Last semester, 28 USG Senate seats were left vacant across all four campuses at the end of USG elections – three for USG Tempe, eight for USG Downtown, six for USG West and 11 for USG Polytechnic. Those numbers increased over the summer with four USGT elected senators leaving, bringing the total to 32 vacancies at the start of the fall semester.
Marco Huerta, the senate president for USGT and a senior studying political science, said seats tend to open up over the summer as newly elected senators realize the commitments of serving.
"Senators are asked to keep their Tuesday nights clear because we have our second sessions every other Tuesday at 6 p.m., and if they're scheduled for a class Tuesdays at that hour, then they can't attend the Senate session (and) they can't, therefore, represent their college as we conduct our business," Huerta said.
USGD has changed their meeting time from Friday to Tuesday afternoons in order to make their meetings more accessible to senators and encourage students to apply for vacancies, according to Dane Van Wagenen, the USGD senate president and a sophomore studying medical studies.
Until vacancies are filled, the Senate will only count the number of filled seats when considering Senate rules in order to ensure business can still be done, Huerta said.
According to USG bylaws, vacant Senate seats at the beginning of an academic year can be filled by a college council nomination instead of by an election. Interested candidates are only required to submit an application and interview with college councils and other USG leaders in order to be nominated.

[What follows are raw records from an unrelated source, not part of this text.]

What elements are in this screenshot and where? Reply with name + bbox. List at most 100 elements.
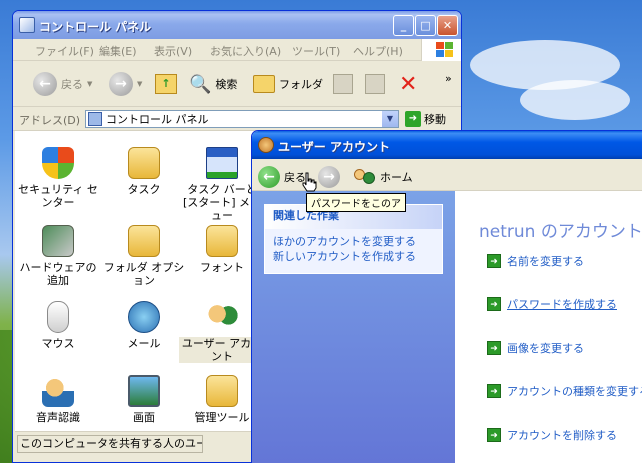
search-button[interactable]: 🔍 検索 [189,69,237,99]
user-accounts-title-icon [258,137,274,153]
action-change-picture[interactable]: ➜ 画像を変更する [487,340,584,356]
action-label: アカウントの種類を変更する [507,385,642,398]
control-panel-titlebar[interactable]: コントロール パネル _ □ ✕ [13,11,461,39]
green-arrow-icon: ➜ [487,428,501,442]
search-icon: 🔍 [189,73,212,95]
action-create-password[interactable]: ➜ パスワードを作成する [487,296,617,312]
forward-button[interactable]: → ▼ [109,69,142,99]
folders-label: フォルダ [279,78,323,91]
user-accounts-titlebar[interactable]: ユーザー アカウント [252,131,642,159]
back-button[interactable]: ← 戻る ▼ [33,69,92,99]
user-accounts-title: ユーザー アカウント [278,140,390,154]
toolbar-overflow-button[interactable]: » [445,63,452,93]
tasks-folder-icon [128,147,160,179]
speech-icon [42,375,74,407]
go-button[interactable]: ➜ 移動 [405,111,446,127]
task-pane: 関連した作業 ほかのアカウントを変更する 新しいアカウントを作成する [252,191,455,463]
cp-item-label: 音声認識 [36,411,80,424]
delete-button[interactable]: ✕ [399,69,417,99]
green-arrow-icon: ➜ [487,384,501,398]
go-label: 移動 [424,113,446,126]
windows-logo-icon [421,39,461,61]
up-folder-icon: ↑ [155,74,177,94]
menu-bar: ファイル(F) 編集(E) 表示(V) お気に入り(A) ツール(T) ヘルプ(… [13,39,461,61]
cp-item-label: タスク [127,183,161,196]
cp-item-display[interactable]: 画面 [101,375,187,424]
ua-back-button[interactable]: ← 戻る [258,162,306,192]
green-arrow-icon: ➜ [487,254,501,268]
hardware-icon [42,225,74,257]
cp-item-add-hardware[interactable]: ハードウェアの追加 [15,225,101,287]
folder-options-icon [128,225,160,257]
folders-icon [253,75,275,93]
action-label: パスワードを作成する [507,298,617,311]
taskbar-icon [206,147,238,179]
close-button[interactable]: ✕ [437,15,458,36]
green-arrow-icon: ➜ [487,341,501,355]
forward-arrow-icon: → [109,72,133,96]
mail-icon [128,301,160,333]
hand-cursor-icon [302,172,317,192]
menu-favorites[interactable]: お気に入り(A) [210,43,281,59]
menu-help[interactable]: ヘルプ(H) [353,43,403,59]
menu-view[interactable]: 表示(V) [154,43,192,59]
menu-tools[interactable]: ツール(T) [292,43,340,59]
address-input[interactable]: コントロール パネル ▼ [85,110,399,128]
address-dropdown-button[interactable]: ▼ [382,111,398,127]
menu-edit[interactable]: 編集(E) [99,43,137,59]
fonts-folder-icon [206,225,238,257]
action-label: 名前を変更する [507,255,584,268]
task-link-change-other-account[interactable]: ほかのアカウントを変更する [265,234,442,249]
forward-arrow-icon: → [318,166,340,188]
action-change-account-type[interactable]: ➜ アカウントの種類を変更する [487,383,642,399]
action-label: 画像を変更する [507,342,584,355]
back-label: 戻る [61,78,83,91]
cp-item-security-center[interactable]: セキュリティ センター [15,147,101,209]
ua-home-label: ホーム [380,171,413,184]
move-to-icon [333,74,353,94]
control-panel-icon [19,17,35,33]
back-arrow-icon: ← [258,166,280,188]
control-panel-small-icon [88,112,102,126]
up-folder-button[interactable]: ↑ [155,69,177,99]
task-link-create-account[interactable]: 新しいアカウントを作成する [265,249,442,264]
address-bar: アドレス(D) コントロール パネル ▼ ➜ 移動 [13,107,461,131]
action-change-name[interactable]: ➜ 名前を変更する [487,253,584,269]
home-users-icon [354,167,376,187]
shield-icon [42,147,74,179]
folders-button[interactable]: フォルダ [253,69,323,99]
cp-item-label: ハードウェアの追加 [19,261,97,287]
cp-item-label: マウス [41,337,75,350]
minimize-button[interactable]: _ [393,15,414,36]
cp-item-label: セキュリティ センター [18,183,98,209]
green-arrow-icon: ➜ [487,297,501,311]
action-label: アカウントを削除する [507,429,617,442]
cp-item-label: フォルダ オプション [103,261,185,287]
cp-item-tasks[interactable]: タスク [101,147,187,196]
address-value: コントロール パネル [106,113,209,126]
related-tasks-box: 関連した作業 ほかのアカウントを変更する 新しいアカウントを作成する [264,204,443,274]
user-accounts-body: 関連した作業 ほかのアカウントを変更する 新しいアカウントを作成する netru… [252,191,642,463]
double-chevron-icon: » [445,71,452,85]
ua-forward-button[interactable]: → [318,162,340,192]
move-to-button[interactable] [333,69,353,99]
tooltip: パスワードをこのア [306,193,406,212]
status-text: このコンピュータを共有する人のユーザー [17,435,203,453]
display-icon [128,375,160,407]
menu-file[interactable]: ファイル(F) [35,43,94,59]
copy-to-button[interactable] [365,69,385,99]
ua-home-button[interactable]: ホーム [354,162,413,192]
account-heading: netrun のアカウント( [479,222,642,242]
search-label: 検索 [215,78,238,91]
control-panel-title: コントロール パネル [39,20,152,34]
admin-tools-icon [206,375,238,407]
cp-item-speech[interactable]: 音声認識 [15,375,101,424]
maximize-button[interactable]: □ [415,15,436,36]
chevron-down-icon: ▼ [137,80,143,88]
address-label: アドレス(D) [19,114,81,127]
cp-item-folder-options[interactable]: フォルダ オプション [101,225,187,287]
cp-item-mouse[interactable]: マウス [15,301,101,350]
cp-item-mail[interactable]: メール [101,301,187,350]
chevron-down-icon: ▼ [87,80,93,88]
action-delete-account[interactable]: ➜ アカウントを削除する [487,427,617,443]
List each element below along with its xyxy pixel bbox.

For smaller campuses like West, Senate vacancies can go an entire year without being filled, said Elizabeth Chilton, USGW President.
"We typically go most of the year with a few vacancies that we try to fill as often as possible," said Chilton, a junior studying business. "However, we're hoping that we'll see less of that this year because there's going to be so many people wanting to participate and get that college experience."
The Senate can still operate with these vacant seats, according to Chilton, but colleges with vacancies have less representation since no, or fewer, senators are able to meet with the college's dean to address specific issues.
USG has historically faced vacancies following elections. After 2020's misallocation of seats and mishandled executive race, there were 23 vacancies left after elections had finally ended at the end of May, a month into summer. In 2019, vacancies across all four campuses plagued multiple colleges.
Less politically active colleges like the Herberger Institute for Design and the Arts and the Mary Lou Fulton Teachers College struggle with finding candidates.
Huerta attributes this to the lack of campus awareness surrounding USG and what the organization does.
"We as student government need to expand our presence on campus and make sure students know exactly what our mission is, what we do with certain dollars and items such as that," Huerta said.
Chilton said the Council of Presidents is discussing ways to educate students on USG and make them more aware of elections and deadlines to apply for candidacy.
"Someone might be interested in getting involved in USG, but they might not know that they have to run in those elections in the spring to be able to fill the position," Chilton said.
In the previous years with vacancies, USG leaders offered the same solutions to recruit more people to USG. Despite that, the vacancies continue.
Despite the high vacancy numbers, Chilton, Huerta and Van Wagenen are confident they will be able to fill seats through recruitment. They're hoping to capitalize on the return to in-person events and classes when promoting elections and the mission of USG.
"Everyone's goal of joining USG and what they want to accomplish this year revolves around bringing back that student experience that was so missed last year," Van Wagenen said.